Юная Анна Григорьевна, выйдя замуж за знаменитого писателя, почти сразу столкнулась с непредвиденным обстоятельством – Федор Михайлович страстно увлекался рулеткой. Никакие увещевания не помогали, и любящая женщина поняла, что «это не простая «слабость воли», а всепоглощающая человека страсть, нечто стихийное, против чего даже твердый характер бороться не может». Что же оставалось делать? Идти на разрыв? Но мудрым сердцем Анна Григорьевна поняла, что муж не волен над собой, что он – первый мученик своей злосчастной страсти. И тогда она решила: «С этим надо примириться, смотреть… как на болезнь, против которой не имеется средств».[62]
Но это мудрое и великодушное смирение и оказалось тем сильнодействующим средством, которое помогло Достоевскому одолеть «мономанию», еще крепче «прилепиться» к жене своей и детям. Одоление порока родило в писателе мощный творческий импульс, позволивший поставить и решить в «Идиоте» нечеловечески сложную задачу: «восстановить и воскресить человека!» Разрушительная энергия игрока усилием воли была преобразована в творческую дерзость: «Рискнул, как на рулетке: «Может быть под пером разовьется!» – так признавался Ф. М. Достоевский в письме к своему старому другу А. Н. Майкову 31 декабря 1867 года, приступая к работе над романом.
И как всегда именно личная убежденность прибавила уверенности в возможность воплощения такого дерзкого замысла. Появившиеся учительские интонации были следствием колоссальной и успешной работы по «самоодолению». Достоевский побуждает своих читателей не откладывать самосовершенствования до лучших времен, ибо по-настоящему убежден: результаты этого процесса не столь удалены во времени, как это кажется пессимистам.

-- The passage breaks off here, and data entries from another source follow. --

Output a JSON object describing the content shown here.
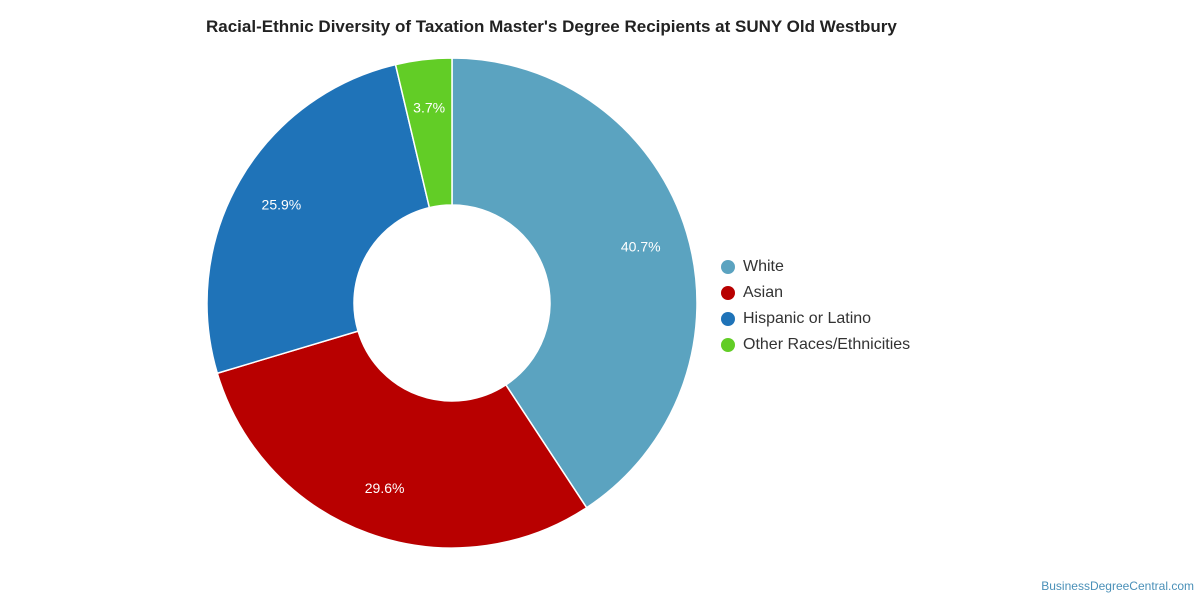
{
  "chart_data": {
    "type": "pie",
    "title": "Racial-Ethnic Diversity of Taxation Master's Degree Recipients at SUNY Old Westbury",
    "categories": [
      "White",
      "Asian",
      "Hispanic or Latino",
      "Other Races/Ethnicities"
    ],
    "values": [
      40.7,
      29.6,
      25.9,
      3.7
    ],
    "labels": [
      "40.7%",
      "29.6%",
      "25.9%",
      "3.7%"
    ],
    "colors": [
      "#5ba3c0",
      "#b80000",
      "#1f73b8",
      "#62cd26"
    ],
    "donut": true,
    "legend_position": "right"
  },
  "credit": "BusinessDegreeCentral.com"
}
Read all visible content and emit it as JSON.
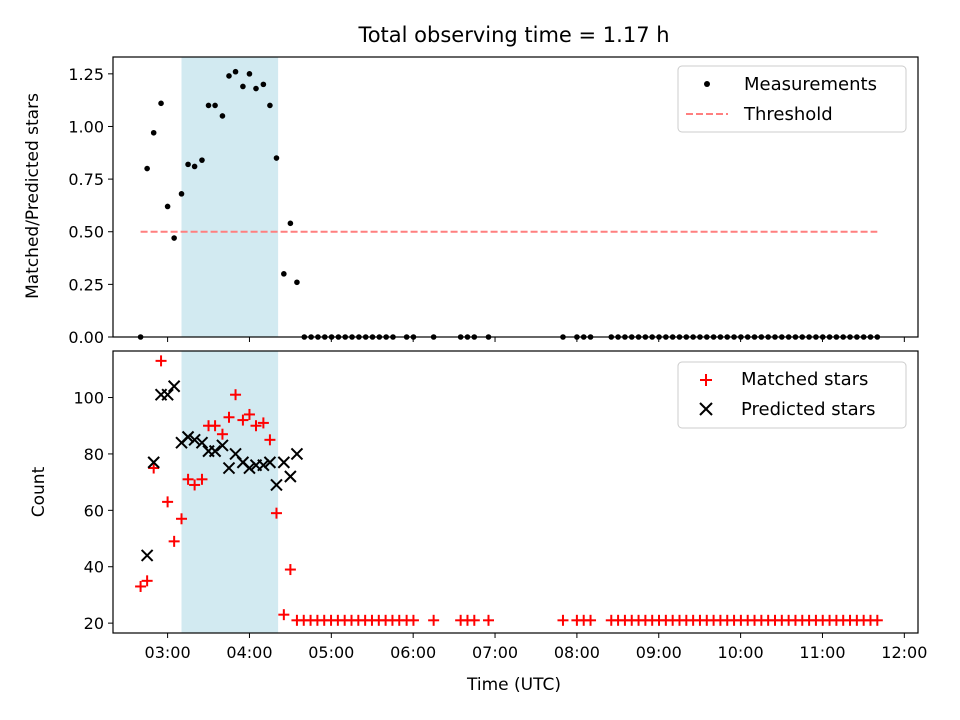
{
  "chart_data": {
    "title": "Total observing time = 1.17 h",
    "x_range_hours": [
      2.333,
      12.167
    ],
    "x_tick_labels": [
      "03:00",
      "04:00",
      "05:00",
      "06:00",
      "07:00",
      "08:00",
      "09:00",
      "10:00",
      "11:00",
      "12:00"
    ],
    "x_ticks_hours": [
      3,
      4,
      5,
      6,
      7,
      8,
      9,
      10,
      11,
      12
    ],
    "xlabel": "Time (UTC)",
    "shaded_interval_hours": [
      3.17,
      4.35
    ],
    "shade_color": "#add8e6",
    "top": {
      "type": "scatter",
      "ylabel": "Matched/Predicted stars",
      "ylim": [
        0.0,
        1.33
      ],
      "y_ticks": [
        "0.00",
        "0.25",
        "0.50",
        "0.75",
        "1.00",
        "1.25"
      ],
      "legend": [
        "Measurements",
        "Threshold"
      ],
      "threshold": {
        "value": 0.5,
        "x_range_hours": [
          2.67,
          11.67
        ],
        "color": "#ff7f7f"
      },
      "measurements_x": [
        2.67,
        2.75,
        2.83,
        2.92,
        3.0,
        3.08,
        3.17,
        3.25,
        3.33,
        3.42,
        3.5,
        3.58,
        3.67,
        3.75,
        3.83,
        3.92,
        4.0,
        4.08,
        4.17,
        4.25,
        4.33,
        4.42,
        4.5,
        4.58
      ],
      "measurements_y": [
        0.0,
        0.8,
        0.97,
        1.11,
        0.62,
        0.47,
        0.68,
        0.82,
        0.81,
        0.84,
        1.1,
        1.1,
        1.05,
        1.24,
        1.26,
        1.19,
        1.25,
        1.18,
        1.2,
        1.1,
        0.85,
        0.3,
        0.54,
        0.26
      ],
      "zero_segments": [
        [
          4.67,
          5.83
        ],
        [
          5.92,
          6.08
        ],
        [
          6.25,
          6.33
        ],
        [
          6.58,
          6.75
        ],
        [
          6.92,
          6.92
        ],
        [
          7.83,
          7.83
        ],
        [
          8.0,
          8.17
        ],
        [
          8.42,
          11.67
        ]
      ],
      "color": "#000000"
    },
    "bottom": {
      "type": "scatter",
      "ylabel": "Count",
      "ylim": [
        16.5,
        116.5
      ],
      "y_ticks": [
        "20",
        "40",
        "60",
        "80",
        "100"
      ],
      "legend": [
        "Matched stars",
        "Predicted stars"
      ],
      "matched_x": [
        2.67,
        2.75,
        2.83,
        2.92,
        3.0,
        3.08,
        3.17,
        3.25,
        3.33,
        3.42,
        3.5,
        3.58,
        3.67,
        3.75,
        3.83,
        3.92,
        4.0,
        4.08,
        4.17,
        4.25,
        4.33,
        4.42,
        4.5
      ],
      "matched_y": [
        33,
        35,
        75,
        113,
        63,
        49,
        57,
        71,
        69,
        71,
        90,
        90,
        87,
        93,
        101,
        92,
        94,
        90,
        91,
        85,
        59,
        23,
        39
      ],
      "matched_floor": 21,
      "matched_floor_segments": [
        [
          4.58,
          5.83
        ],
        [
          5.92,
          6.08
        ],
        [
          6.25,
          6.33
        ],
        [
          6.58,
          6.75
        ],
        [
          6.92,
          6.92
        ],
        [
          7.83,
          7.83
        ],
        [
          8.0,
          8.17
        ],
        [
          8.42,
          11.75
        ]
      ],
      "predicted_x": [
        2.75,
        2.83,
        2.92,
        3.0,
        3.08,
        3.17,
        3.25,
        3.33,
        3.42,
        3.5,
        3.58,
        3.67,
        3.75,
        3.83,
        3.92,
        4.0,
        4.08,
        4.17,
        4.25,
        4.33,
        4.42,
        4.5,
        4.58
      ],
      "predicted_y": [
        44,
        77,
        101,
        101,
        104,
        84,
        86,
        85,
        84,
        81,
        81,
        83,
        75,
        80,
        77,
        75,
        76,
        76,
        77,
        69,
        77,
        72,
        80
      ],
      "matched_color": "#ff0000",
      "predicted_color": "#000000"
    }
  }
}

Влияние князя Мышкина мыслилось писателем как своего рода «мистическое участие» в судьбах всех встреченных им людей. Задача очень сложная. И важно было найти верный ключ к ее решению. И он был найден. Потрясает контраст между колоссальностью художественной и человеческой задачи и простыми, буквально детскими способами ее решения.
Влияние Мышкина на Колю Иволгина, Веру Лебедеву, других молодых людей основано на этом, вроде бы простом «секрете»: будь искренним, люби ближних, старайся помочь им. Почему же забыто людьми то, что по сути является самым главным? И почему именно человек, которого они считают «идиотом» призван напомнить людям о том, как следует жить?

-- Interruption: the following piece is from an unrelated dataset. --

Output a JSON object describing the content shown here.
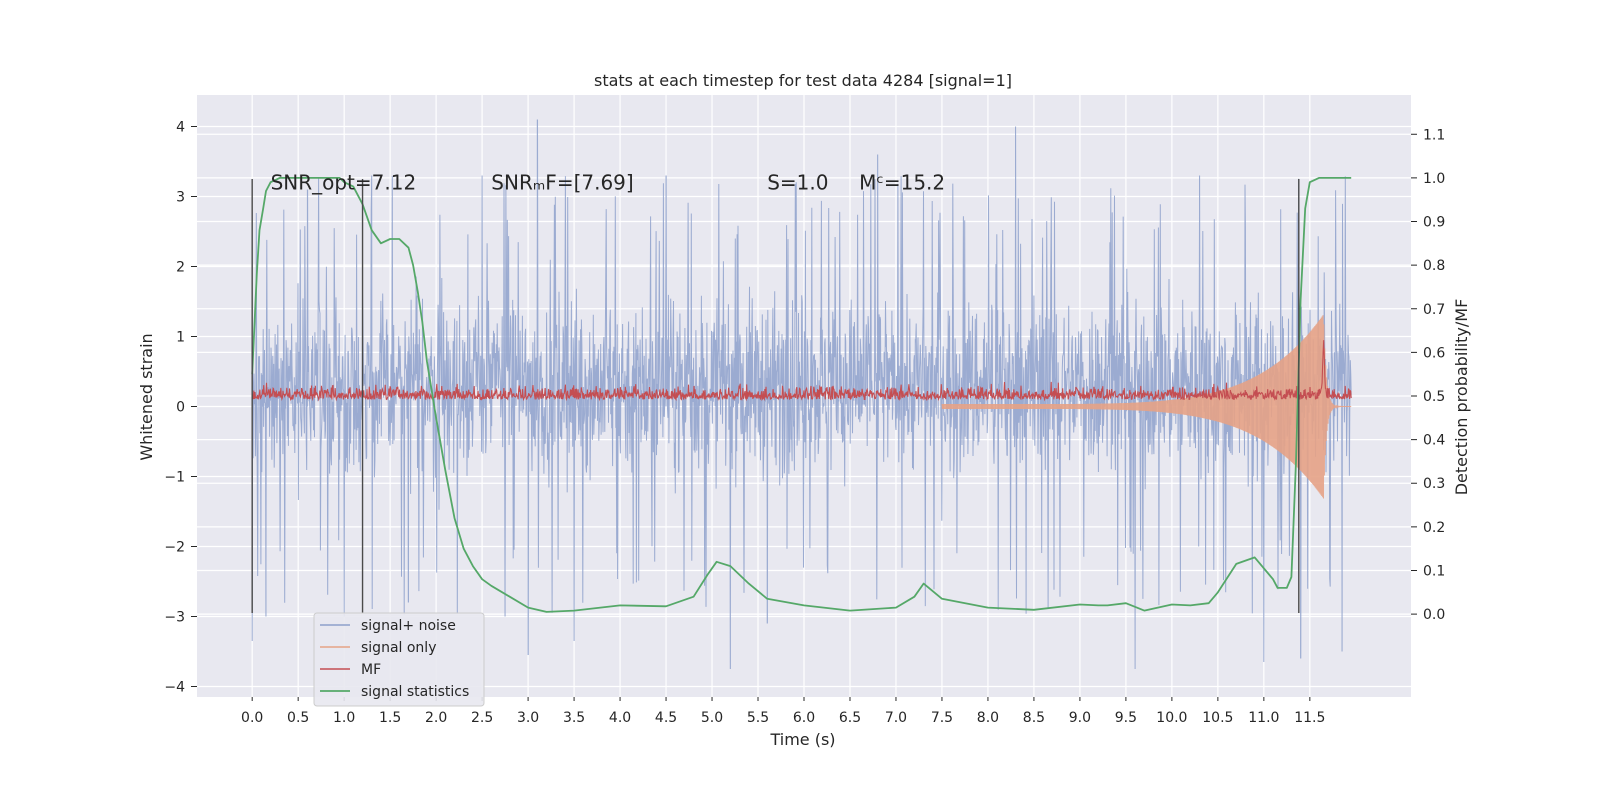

Здесь надо сказать об одном из коренных значений греческого слова «идиот». Это – в переводе «отдельный, частный человек», то есть человек, не подверженный всеобщим страстям и заблуждениям, а потому, в частности, не участвующий в жизни, принявшей «отрицательное направление». Он живет, сообразуясь с законами собственного внутреннего мира, резервируя понятие моральной нормы и не поддаваясь окружающему «хаосу».
Вот почему странность и непохожесть «идиота» столь любезны людям. Вот почему на Руси никогда не обижали юродивых, грехом почиталось обидеть меченного Богом. Сохраняя в себе, как старец в скиту, верные моральные реакции, «идиот» Достоевского притягателен для людей, забывающих, но все-таки неосознанно носящих в себе представления об идеале. Так, всех потрясает евангельская реакция князя Мышкина на пощечину Гани Иволгина, хотя всем было знакомо: «Я говорю вам: не противиться злому. Но кто ударит тебя в правую щеку твою, обрати к нему и другую…» Одно дело – проповеди, другое дело – следование им.